= Perineum sunning =

Wellness practice

Perineum sunning or butthole sunning is a wellness practice that involves exposing the perineum (the area between the genitals and anus) to sunlight. Adherents claim various health benefits such as improved libido, circulation, sleep, and longevity. There is no scientific evidence that this behavior promotes any of the alleged benefits. The practice of exposing a sensitive area of skin to sunlight also increases the risk of skin cancers. Safer alternatives such as mindfulness practices can achieve similar benefits.

== Popularisation ==

On 21 October 2019, an Instagram user "MetaphysicalMeagan" posted about benefits of a purportedly "ancient Taoist practice" of perineum sunning, claiming benefits such as hormone regulation, libido strengthening, and enhancements to "personal magnetism" and the "auric field". The post became a viral phenomenon within a day, particularly after a Twitter user reposted it. Although the perineum is considered a vital body part in Taoism, there is no evidence that perineum sunning is a part of Taoist belief.

Earlier internet references appear from a Facebook meme page, Hold Space For My Tribe, where a post from 1 October 2018 depicts the practice in a satirical manner, with the tagline "Do not abandon your Anus in the Dark".

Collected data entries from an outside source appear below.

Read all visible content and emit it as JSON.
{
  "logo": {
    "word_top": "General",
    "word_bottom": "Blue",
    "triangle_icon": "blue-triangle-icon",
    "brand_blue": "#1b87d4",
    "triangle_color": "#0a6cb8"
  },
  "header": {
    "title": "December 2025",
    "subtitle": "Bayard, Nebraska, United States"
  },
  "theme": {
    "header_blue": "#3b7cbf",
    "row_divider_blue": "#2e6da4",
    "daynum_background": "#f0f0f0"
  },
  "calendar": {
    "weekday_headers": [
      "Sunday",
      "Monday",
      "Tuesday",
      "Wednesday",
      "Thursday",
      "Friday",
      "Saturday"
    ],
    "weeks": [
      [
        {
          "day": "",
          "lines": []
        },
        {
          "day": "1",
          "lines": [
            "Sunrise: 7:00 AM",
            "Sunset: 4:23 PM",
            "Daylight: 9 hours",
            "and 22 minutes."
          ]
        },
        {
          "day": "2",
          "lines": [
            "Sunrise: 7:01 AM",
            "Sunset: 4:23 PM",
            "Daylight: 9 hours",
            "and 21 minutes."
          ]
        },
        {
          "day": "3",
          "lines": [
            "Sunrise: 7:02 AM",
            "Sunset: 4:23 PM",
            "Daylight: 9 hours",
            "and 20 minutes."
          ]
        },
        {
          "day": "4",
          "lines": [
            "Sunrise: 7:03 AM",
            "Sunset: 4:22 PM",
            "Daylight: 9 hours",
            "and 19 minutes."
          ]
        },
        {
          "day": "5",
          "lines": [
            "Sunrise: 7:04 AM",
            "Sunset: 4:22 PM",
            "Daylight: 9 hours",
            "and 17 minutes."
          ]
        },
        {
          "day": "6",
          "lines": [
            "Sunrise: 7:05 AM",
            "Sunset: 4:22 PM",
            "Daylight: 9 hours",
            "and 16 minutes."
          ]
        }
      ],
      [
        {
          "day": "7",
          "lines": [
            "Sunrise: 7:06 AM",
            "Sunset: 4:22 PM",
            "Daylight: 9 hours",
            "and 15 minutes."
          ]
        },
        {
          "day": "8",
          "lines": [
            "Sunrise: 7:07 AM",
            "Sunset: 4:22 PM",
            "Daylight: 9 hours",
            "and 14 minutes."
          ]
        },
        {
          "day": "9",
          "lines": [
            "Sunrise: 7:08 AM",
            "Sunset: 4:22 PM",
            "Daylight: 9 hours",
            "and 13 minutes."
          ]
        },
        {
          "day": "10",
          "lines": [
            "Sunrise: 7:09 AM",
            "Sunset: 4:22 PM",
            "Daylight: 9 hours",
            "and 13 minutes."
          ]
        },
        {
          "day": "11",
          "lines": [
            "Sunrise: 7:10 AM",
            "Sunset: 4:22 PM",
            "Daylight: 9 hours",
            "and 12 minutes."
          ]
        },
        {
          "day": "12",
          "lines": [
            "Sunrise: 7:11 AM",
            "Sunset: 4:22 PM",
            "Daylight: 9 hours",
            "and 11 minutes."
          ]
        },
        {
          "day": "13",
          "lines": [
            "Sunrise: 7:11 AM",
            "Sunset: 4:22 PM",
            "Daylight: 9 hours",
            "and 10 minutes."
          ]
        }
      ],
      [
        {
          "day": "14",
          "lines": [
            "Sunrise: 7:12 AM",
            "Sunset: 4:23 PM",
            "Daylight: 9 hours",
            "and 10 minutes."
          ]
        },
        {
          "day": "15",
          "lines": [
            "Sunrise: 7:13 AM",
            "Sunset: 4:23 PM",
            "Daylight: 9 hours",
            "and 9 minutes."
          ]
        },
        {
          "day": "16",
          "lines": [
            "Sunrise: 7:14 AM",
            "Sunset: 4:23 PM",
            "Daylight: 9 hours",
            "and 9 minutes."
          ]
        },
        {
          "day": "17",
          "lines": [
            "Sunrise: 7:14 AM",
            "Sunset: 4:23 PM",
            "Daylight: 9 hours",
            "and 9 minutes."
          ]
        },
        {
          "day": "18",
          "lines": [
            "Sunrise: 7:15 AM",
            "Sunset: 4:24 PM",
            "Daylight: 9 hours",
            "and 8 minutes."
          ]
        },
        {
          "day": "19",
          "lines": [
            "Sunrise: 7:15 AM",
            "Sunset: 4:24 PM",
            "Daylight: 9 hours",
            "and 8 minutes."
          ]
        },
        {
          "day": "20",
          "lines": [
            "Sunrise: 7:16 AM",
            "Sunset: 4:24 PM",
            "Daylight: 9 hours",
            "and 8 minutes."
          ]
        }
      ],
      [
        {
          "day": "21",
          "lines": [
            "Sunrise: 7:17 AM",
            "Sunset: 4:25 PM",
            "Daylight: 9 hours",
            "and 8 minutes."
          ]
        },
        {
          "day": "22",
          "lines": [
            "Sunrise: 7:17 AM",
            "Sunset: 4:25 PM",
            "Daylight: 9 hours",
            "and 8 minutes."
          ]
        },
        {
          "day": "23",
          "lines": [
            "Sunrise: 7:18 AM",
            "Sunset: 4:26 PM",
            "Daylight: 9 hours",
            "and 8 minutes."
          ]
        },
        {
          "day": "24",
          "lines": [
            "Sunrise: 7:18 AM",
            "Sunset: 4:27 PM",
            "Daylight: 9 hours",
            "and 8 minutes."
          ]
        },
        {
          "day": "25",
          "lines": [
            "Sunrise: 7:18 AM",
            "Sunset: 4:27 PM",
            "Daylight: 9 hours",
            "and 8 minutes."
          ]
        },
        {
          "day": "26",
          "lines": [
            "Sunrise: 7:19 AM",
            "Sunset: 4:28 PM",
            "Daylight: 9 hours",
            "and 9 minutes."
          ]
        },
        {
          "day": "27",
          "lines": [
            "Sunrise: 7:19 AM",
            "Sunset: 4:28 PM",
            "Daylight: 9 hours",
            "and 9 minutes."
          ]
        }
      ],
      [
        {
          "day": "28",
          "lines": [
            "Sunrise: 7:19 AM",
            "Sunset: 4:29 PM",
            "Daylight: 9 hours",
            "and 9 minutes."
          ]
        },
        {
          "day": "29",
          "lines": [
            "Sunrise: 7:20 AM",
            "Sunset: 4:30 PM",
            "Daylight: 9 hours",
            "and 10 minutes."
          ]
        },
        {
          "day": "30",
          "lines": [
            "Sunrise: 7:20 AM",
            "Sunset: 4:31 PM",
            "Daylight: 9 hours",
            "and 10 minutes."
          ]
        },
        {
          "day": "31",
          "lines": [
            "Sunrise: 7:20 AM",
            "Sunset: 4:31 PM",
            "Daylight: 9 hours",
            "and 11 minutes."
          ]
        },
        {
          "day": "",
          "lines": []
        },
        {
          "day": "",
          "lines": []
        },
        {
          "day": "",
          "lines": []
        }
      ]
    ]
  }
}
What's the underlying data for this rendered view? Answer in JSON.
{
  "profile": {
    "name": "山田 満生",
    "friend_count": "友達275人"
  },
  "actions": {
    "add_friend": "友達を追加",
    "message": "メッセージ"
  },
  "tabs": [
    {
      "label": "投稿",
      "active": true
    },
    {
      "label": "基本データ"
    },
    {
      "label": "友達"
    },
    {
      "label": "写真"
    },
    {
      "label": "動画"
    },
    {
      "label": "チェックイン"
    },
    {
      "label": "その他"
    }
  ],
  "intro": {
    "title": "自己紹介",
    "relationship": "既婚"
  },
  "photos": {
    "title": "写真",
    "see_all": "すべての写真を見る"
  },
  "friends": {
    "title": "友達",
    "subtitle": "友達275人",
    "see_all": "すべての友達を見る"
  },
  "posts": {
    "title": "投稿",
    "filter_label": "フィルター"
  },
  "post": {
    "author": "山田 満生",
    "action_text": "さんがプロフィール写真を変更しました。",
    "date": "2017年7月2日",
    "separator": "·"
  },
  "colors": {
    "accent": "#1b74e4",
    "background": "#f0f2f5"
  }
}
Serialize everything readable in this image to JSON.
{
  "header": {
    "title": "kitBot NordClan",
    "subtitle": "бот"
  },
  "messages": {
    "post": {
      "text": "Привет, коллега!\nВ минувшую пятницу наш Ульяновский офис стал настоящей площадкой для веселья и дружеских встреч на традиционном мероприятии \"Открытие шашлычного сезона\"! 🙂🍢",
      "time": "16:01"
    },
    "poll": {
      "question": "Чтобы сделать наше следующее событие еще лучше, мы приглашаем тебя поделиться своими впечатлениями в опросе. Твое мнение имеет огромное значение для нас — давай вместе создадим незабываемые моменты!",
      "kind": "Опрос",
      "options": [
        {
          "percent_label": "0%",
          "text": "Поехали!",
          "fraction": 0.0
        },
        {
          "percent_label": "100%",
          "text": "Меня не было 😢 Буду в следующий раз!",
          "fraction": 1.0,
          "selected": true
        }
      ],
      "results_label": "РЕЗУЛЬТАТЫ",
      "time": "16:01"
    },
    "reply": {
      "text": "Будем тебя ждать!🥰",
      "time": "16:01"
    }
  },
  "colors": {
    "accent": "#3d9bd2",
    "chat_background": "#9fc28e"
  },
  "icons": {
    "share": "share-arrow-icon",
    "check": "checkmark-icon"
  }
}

An analysis of internet search trends in JMIR Dermatology concluded:
Our findings suggest that it took only 24 hours for a potentially dangerous "health" trend to capture the spotlight of mainstream media outlets—an alarming exposé in the power of social media concerning perineum sunning. Additionally, continued observance of the search interest in perineum sunning showed a resurgence during the summer months. Exposure to sunlight is dangerous, and sensitive areas such as the perineum have worse prognosis even when detected during skin examinations.

On 29 November 2019, actor Josh Brolin posted a strong warning against the practice on Instagram, writing "My pucker hole is crazy burned and I was going to spend the day shopping with my family and instead I'm icing and using aloe and burn creams because of the severity of the pain."

A resurgence of viral interest on TikTok in perineum sunning occurred in 2022, with a proliferation of influencers and videos claiming unsubstantiated health benefits.

==Medical response==
A 2023 peer-reviewed analysis published in the Journal of Medical Internet Research found no clinical evidence supporting the health claims made by proponents of perineum sunning, such as improved energy or hormonal regulation. The authors noted a surge in online interest following media coverage and emphasized the potential dangers of UV exposure to sensitive skin areas. They concluded that while public engagement was high, the practice was "non–evidence-based" and posed "significant dermatologic risk."

Board-certified dermatologists cited in mainstream media share these concerns, stating that there is "no evidence to suggest that sunning the perineum has any effect on physical well-being", saying further that vitamin D synthesis can occur with safer, more conventional sun exposure, such as on the arms and face. They describe the viral popularity of perineum sunning as an example of "social media misinformation" and warn that individuals attempting the practice could be at risk of sunburn and long-term skin damage.

The perineal area is also particularly vulnerable to sun damage. The skin in this region is thinner and typically not acclimated to UV exposure, which may increase the risk of photodamage or skin cancers. Dermatologists warn of the potential for sunburn, hyperpigmentation, and elevated cancer risk when exposing such areas to direct sunlight without protection; risks include melanoma, squamous cell carcinoma, and basal-cell carcinoma.

Doctors recommend safer alternative options such as relaxation, meditation, and mindfulness, which have proven to be beneficial.